Mary Reed goes to Narnia
Mary Reed, with husband Eric Mayer, writes the John the Eunuch mystery series, set in 6th Century Constantinople. She is a fellow Brit and is sharing a fabulous memory of a British childhood:
My parents owned one of those enormous wardrobes made of dark wood --
perhaps mahogany -- and fitted with a mirror on the door taking up the
middle third of its vast frontage. As a youngster, more than once I poked my
head into the wardrobe's dark cavern of garments, leaned in, and groped past
its mothball-scented hanging population. And once or twice it really felt,
just before the tips of my fingers met smooth wood, they would go further
than they should and I would be poking them into Narnia.
Years later, when I lived in Oxford, I finally got there.
Let me take readers on a journey back to that day.
It was approaching the close of the academic year. Along the curve of the
High Street undergraduates, giddy with relief at completing their end of
term exams, popped bottles of champagne, soaking the black and white
academical garb required when taking said exams -- and a fair bit of the
pavement as well. Many would soon be packing to leave Oxford's
honey-coloured walls to go home for the Long Vacation, but there was still
time to spend a few golden days punting up and down the Isis past the
Botanical Gardens and the college barges or lingering at the river bank to
canoodle under the drooping concealment of friendly willow trees.
Some students, however, were also keeping up the tradition of presenting
amateur theatrical or musical productions to hail the end of the summer term.

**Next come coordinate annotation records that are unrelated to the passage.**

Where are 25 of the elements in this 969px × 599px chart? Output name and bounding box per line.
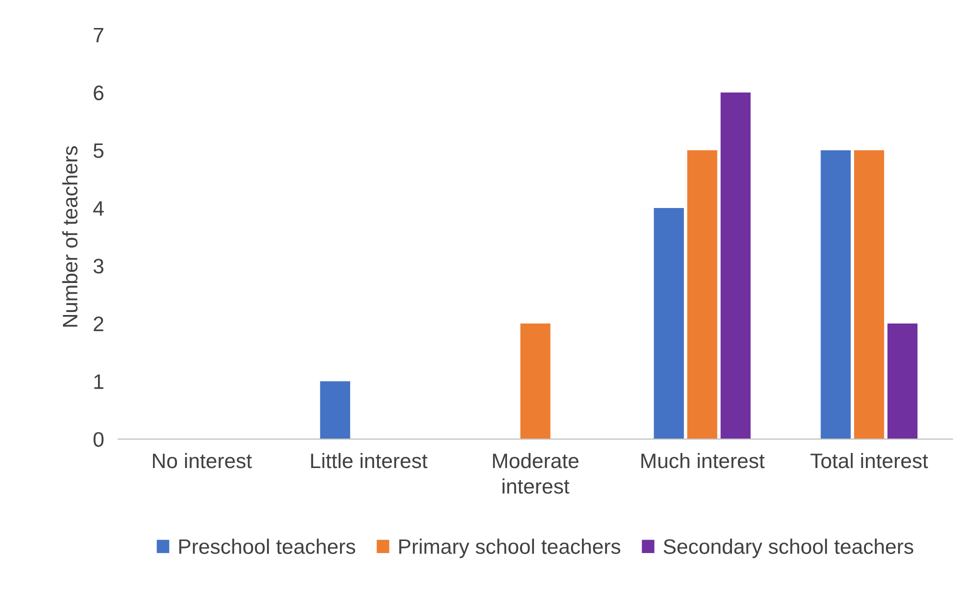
y-tick-label: 6 bbox=[94, 86, 104, 100]
x-tick-label: Moderate interest bbox=[493, 452, 578, 494]
y-tick-label: 3 bbox=[94, 258, 104, 274]
legend-label: Primary school teachers bbox=[399, 538, 620, 558]
bar bbox=[720, 92, 751, 440]
bar bbox=[854, 150, 884, 440]
y-tick-label: 0 bbox=[94, 432, 104, 447]
legend-label: Preschool teachers bbox=[179, 538, 356, 554]
y-tick-label: 4 bbox=[93, 201, 104, 216]
bar bbox=[887, 324, 918, 440]
x-tick-label: No interest bbox=[152, 452, 252, 468]
y-tick-label: 5 bbox=[94, 143, 104, 158]
bar bbox=[654, 208, 684, 440]
y-tick-label: 7 bbox=[94, 28, 104, 42]
bar bbox=[520, 324, 550, 440]
y-tick-label: 2 bbox=[94, 316, 104, 332]
x-tick-label: Little interest bbox=[311, 452, 428, 468]
x-tick-label: Total interest bbox=[810, 452, 928, 468]
y-axis-title: Number of teachers bbox=[62, 146, 78, 327]
x-tick-label: Much interest bbox=[641, 452, 765, 468]
legend-label: Secondary school teachers bbox=[664, 538, 914, 558]
bar bbox=[687, 150, 718, 440]
bar bbox=[820, 150, 851, 440]
y-tick-label: 1 bbox=[94, 374, 104, 389]
bar bbox=[320, 381, 350, 440]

Thus it was, early on a somnolent, bee-buzzing evening, I arrived at
Magdalen College as shadows were just starting to touch the thickets of a
grove behind its main buildings. Here, on the edge of the river, deer have
lived for many a decade in a herd T. E. Lawrence proposed be claimed by All
Souls College on the grounds they belonged to them but had been pastured at
Magdalen since time immemorial.
On this occasion visitors, unusually, were allowed to enter the grove to
take their places in several rows of seats facing a cluster of trees in full
dusty leaf. For we had come to see an undergraduate presentation of The
Lion, The Witch and the Wardrobe in this impromptu open air theatre,
performed against a back drop of impossibly green foliage and lush grass,
glimpses of old stone buildings, and, deeper in the grove, a number of brown
deer grazing with a shy glance now and then at the human invaders.
It seemed a particularly appropriate venue, given C. S. Lewis was an English
tutor at, and Fellow of, Magdalen College for a quarter century or so.
This particular evening was warm, almost sultry, the audience's chatter
fading away at intervals so that strange hush commonly heard between teatime
and the period when people start go out for the evening came creeping into
the grove. They did not know it on arrival, but the audience will be
surprised by strawberries and wine during the short interval between acts.
And now the student company appears, most dressed in ordinary clothing, to
present an adaptation of the beloved story. Mr. Tumnus, the faun, in sedate
contrast to his cousins, those leering satyrs gallivanting about in
classical paintings, plays his recorder, its reedy notes lingering in the
hot air. The White Witch, her evil initially wrapped in sweetness, spins her
enchantments with a nasty look in the eyes. Aslan, that beautiful lion,
undergoes the most dreadful humiliation, bringing tears to the eyes of
onlookers, while the Pevensie siblings -- Peter, Lucy, Susan, and Edmund --
struggle valiantly to restore order -- and summer weather -- to the snowy
land beyond the lamp post marking the border between that world and ours.
Actors' voices float across limpid air under a Wedgwood sky as now and then
the muted thunder of traffic passing over Magdalen Bridge penetrates the
sylvan setting. The young thespians do a terrific job: I wonder where they
are all now and if any of them ever think about that magical evening?
And in the final battle scene several curious deer, which had ventured ever
closer, were suddenly spooked by the clamour and began to race back and
forth in the background of the conflict.
There was a standing ovation. The audience spilled out into the hot, busy
High Street and the deer reclaimed their leafy living quarters.
But for a little time we had all visited Narnia.
check out their website at www.ericmayer.com
What a lovely evocation of open-air theatre on a summer night! At my boarding-school, we used to peerform plays in an open-air setting for summer half-term (when the parents came.) There were usually three performances, and they were quite chaotic to organise from the backstage point of view, but terrific to watch. I remember being in a peerformance of "Toad of Toad Hall" in which Toad rode off on a real horse at one point; the best applause of the afternoon erupted when the animal delayed his exit to drop a pile of manure!